Does the system require a local FFmpeg installation?

No. The project includes @ffmpeg-installer/ffmpeg as a dependency, which installs a platform-specific static binary for FFmpeg (Windows, macOS, or Linux) out-of-the-box. This ensures audio splitting works automatically in local and Docker containers.

How are private Google Meet recordings fetched from Google Drive?

If you configure the MCP Server or the Actor using a Google Service Account JSON or Application Default Credentials (ADC) with Drive read access, the system automatically requests a secure OAuth token and sends it in the download request header (Authorization: Bearer <TOKEN>).

Can it translate video files as well as audio?

Yes.
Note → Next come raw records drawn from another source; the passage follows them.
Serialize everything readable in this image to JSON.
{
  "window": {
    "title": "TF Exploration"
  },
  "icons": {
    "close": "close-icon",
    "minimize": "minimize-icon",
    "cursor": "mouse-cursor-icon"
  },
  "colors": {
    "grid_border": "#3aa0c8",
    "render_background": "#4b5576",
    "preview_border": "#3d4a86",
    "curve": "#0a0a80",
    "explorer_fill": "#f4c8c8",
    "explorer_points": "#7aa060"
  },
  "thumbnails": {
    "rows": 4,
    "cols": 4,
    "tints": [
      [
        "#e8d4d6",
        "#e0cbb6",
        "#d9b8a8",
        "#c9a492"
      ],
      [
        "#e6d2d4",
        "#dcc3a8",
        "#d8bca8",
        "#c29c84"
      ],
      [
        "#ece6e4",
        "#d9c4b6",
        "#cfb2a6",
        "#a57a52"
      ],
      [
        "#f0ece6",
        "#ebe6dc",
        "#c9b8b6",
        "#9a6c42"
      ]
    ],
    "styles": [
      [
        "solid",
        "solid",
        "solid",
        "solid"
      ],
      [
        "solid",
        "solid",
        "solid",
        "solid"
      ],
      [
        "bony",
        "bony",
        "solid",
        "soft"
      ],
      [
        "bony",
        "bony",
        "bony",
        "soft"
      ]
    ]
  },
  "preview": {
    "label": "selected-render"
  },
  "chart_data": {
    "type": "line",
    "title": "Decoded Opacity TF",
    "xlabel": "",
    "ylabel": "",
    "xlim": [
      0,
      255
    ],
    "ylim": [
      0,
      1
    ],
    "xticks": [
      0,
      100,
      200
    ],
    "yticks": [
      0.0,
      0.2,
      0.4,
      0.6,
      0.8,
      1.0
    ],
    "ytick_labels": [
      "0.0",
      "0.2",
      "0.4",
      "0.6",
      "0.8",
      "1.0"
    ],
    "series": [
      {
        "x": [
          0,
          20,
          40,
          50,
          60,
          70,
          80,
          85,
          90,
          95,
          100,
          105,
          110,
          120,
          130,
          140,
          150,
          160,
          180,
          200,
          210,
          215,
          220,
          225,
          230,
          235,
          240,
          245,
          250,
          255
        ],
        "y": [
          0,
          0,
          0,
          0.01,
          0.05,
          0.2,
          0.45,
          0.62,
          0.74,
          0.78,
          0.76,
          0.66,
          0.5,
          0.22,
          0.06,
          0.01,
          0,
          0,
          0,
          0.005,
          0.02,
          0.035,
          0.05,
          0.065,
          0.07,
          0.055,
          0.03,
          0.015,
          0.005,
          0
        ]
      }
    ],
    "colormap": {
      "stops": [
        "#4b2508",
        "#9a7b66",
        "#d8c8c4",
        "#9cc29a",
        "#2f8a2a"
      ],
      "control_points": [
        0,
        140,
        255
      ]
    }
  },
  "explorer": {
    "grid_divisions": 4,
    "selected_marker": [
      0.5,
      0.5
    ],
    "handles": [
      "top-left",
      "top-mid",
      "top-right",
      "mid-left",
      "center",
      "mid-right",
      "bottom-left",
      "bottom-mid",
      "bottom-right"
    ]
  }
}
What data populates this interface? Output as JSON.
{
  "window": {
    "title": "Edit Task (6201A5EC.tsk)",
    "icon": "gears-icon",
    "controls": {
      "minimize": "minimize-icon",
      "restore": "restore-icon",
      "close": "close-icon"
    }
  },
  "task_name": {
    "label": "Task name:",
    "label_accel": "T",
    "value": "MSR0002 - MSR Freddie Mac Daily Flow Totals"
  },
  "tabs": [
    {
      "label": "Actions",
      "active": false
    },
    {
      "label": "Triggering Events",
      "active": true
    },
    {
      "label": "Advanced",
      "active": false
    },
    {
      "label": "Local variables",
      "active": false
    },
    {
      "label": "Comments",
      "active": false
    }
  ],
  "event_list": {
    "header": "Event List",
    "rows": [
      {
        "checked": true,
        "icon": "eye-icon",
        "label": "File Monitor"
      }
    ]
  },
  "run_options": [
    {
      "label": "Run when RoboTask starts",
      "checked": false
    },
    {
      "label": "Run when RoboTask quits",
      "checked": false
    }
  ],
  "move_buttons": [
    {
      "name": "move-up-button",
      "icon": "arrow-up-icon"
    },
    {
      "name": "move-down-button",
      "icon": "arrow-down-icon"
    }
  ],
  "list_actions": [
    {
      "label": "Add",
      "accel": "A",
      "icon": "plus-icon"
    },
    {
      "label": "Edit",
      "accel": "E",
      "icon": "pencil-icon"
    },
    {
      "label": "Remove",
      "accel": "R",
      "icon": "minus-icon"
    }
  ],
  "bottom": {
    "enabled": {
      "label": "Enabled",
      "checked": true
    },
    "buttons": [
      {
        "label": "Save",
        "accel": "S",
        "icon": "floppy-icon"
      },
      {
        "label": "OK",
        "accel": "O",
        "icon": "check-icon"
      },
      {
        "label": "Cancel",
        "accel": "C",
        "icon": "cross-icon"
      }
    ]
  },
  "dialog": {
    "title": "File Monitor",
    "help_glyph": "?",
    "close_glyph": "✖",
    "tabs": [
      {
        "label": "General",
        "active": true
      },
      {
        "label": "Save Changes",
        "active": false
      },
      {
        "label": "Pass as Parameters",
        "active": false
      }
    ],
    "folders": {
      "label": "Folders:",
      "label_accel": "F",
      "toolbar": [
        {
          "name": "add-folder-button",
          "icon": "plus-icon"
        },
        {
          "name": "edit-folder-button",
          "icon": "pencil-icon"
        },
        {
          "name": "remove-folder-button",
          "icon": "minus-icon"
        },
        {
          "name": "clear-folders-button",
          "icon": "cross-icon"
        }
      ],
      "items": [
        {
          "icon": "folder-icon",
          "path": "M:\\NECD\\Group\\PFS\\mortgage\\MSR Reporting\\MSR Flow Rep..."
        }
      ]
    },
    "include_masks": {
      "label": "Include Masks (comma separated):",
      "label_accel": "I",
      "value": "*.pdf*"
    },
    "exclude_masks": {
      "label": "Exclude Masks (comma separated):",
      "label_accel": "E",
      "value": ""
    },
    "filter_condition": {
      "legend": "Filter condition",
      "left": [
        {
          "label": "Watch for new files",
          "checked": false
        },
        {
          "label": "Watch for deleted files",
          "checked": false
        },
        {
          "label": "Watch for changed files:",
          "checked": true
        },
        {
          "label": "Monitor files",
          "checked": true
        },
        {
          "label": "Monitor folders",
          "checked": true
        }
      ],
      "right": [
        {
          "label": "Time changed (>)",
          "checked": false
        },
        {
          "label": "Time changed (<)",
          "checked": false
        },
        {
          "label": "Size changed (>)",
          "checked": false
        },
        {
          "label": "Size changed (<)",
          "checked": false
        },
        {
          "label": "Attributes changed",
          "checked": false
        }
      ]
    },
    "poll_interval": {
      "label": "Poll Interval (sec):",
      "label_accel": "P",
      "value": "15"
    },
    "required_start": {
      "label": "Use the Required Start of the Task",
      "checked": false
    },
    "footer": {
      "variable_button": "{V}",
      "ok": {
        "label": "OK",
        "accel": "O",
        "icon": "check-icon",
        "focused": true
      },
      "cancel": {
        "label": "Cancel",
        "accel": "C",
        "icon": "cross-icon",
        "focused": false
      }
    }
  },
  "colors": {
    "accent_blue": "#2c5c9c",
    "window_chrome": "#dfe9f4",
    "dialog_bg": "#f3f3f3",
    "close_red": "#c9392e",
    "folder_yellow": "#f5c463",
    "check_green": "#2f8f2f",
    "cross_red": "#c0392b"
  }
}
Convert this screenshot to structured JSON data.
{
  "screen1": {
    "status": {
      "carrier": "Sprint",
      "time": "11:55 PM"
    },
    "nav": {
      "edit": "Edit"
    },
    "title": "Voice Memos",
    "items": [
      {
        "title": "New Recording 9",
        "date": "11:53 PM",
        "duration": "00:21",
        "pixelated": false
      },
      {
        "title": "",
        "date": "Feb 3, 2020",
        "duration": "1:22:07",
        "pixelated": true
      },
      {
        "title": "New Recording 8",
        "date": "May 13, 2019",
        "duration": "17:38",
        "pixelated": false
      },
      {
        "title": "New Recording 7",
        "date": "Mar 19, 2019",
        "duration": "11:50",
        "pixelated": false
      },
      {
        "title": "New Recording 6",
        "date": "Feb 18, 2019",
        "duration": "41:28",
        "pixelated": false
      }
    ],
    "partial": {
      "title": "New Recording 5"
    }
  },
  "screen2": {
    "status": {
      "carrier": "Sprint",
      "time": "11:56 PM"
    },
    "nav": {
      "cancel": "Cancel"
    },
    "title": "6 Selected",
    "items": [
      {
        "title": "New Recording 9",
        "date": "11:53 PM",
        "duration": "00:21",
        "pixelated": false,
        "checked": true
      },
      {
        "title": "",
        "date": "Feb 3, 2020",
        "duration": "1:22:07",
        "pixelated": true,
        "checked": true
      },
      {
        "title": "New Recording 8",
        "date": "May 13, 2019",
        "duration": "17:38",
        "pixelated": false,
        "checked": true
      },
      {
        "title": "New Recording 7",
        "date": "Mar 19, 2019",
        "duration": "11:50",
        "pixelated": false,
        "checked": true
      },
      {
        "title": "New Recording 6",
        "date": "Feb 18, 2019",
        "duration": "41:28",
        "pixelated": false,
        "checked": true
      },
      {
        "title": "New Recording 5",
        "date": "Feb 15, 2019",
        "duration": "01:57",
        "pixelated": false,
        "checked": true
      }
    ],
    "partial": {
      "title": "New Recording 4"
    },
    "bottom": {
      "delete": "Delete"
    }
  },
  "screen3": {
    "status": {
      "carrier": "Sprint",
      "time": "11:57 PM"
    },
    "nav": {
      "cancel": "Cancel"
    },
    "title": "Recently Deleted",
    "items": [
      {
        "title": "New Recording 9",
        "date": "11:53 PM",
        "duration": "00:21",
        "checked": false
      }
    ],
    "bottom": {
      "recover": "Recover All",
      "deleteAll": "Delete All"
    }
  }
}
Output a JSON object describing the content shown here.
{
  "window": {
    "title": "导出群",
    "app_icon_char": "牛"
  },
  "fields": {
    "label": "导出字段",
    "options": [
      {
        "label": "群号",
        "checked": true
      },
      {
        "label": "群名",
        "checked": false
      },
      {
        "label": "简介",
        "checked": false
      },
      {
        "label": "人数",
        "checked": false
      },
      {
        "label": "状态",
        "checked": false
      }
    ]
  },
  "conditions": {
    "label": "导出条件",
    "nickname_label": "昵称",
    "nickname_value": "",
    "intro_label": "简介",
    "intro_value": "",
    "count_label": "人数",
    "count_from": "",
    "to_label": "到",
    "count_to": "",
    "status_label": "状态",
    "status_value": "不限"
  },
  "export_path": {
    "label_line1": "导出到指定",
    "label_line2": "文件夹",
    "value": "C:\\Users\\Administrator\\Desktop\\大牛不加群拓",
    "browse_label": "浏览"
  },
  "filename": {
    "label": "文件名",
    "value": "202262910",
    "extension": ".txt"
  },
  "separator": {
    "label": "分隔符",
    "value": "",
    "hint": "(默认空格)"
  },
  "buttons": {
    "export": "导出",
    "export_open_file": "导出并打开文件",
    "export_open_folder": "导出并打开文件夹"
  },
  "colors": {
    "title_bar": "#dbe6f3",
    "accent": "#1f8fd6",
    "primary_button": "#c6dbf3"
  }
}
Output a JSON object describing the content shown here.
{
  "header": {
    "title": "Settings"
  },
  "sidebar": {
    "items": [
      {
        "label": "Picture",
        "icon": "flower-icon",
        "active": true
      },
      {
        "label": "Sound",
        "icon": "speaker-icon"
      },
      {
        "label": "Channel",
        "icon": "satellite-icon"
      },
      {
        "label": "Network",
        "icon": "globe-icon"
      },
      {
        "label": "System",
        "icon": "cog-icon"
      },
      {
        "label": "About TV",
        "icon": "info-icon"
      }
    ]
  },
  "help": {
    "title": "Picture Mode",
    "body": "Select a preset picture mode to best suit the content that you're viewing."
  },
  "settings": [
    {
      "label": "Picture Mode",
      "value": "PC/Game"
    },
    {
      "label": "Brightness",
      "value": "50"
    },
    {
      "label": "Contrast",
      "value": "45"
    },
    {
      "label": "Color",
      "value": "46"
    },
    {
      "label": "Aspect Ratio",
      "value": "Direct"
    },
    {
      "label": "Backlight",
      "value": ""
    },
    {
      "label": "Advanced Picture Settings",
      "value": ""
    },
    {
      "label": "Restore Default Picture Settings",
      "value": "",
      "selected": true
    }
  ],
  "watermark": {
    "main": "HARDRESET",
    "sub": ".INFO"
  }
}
The internal FFmpeg compiler automatically demuxes the audio track from video files (such as .mp4, .mkv, or .webm) and transcodes it into a 16kHz mono PCM WAV stream for Gemini.

How does structured schema data improve AI engine discoverability?

Based on Generative Engine Optimization (GEO) research by Princeton University, serving rich, schema-structured JSON outputs and structured page markup increases the visibility and citation rates of resources by AI search engines (like ChatGPT, Perplexity, and Gemini) by up to 40%, ensuring accuracy and proper attribution of origin data.


[!NOTE]
This service communicates directly with official Google Cloud APIs, ensuring full data privacy compliance without using web scraping techniques.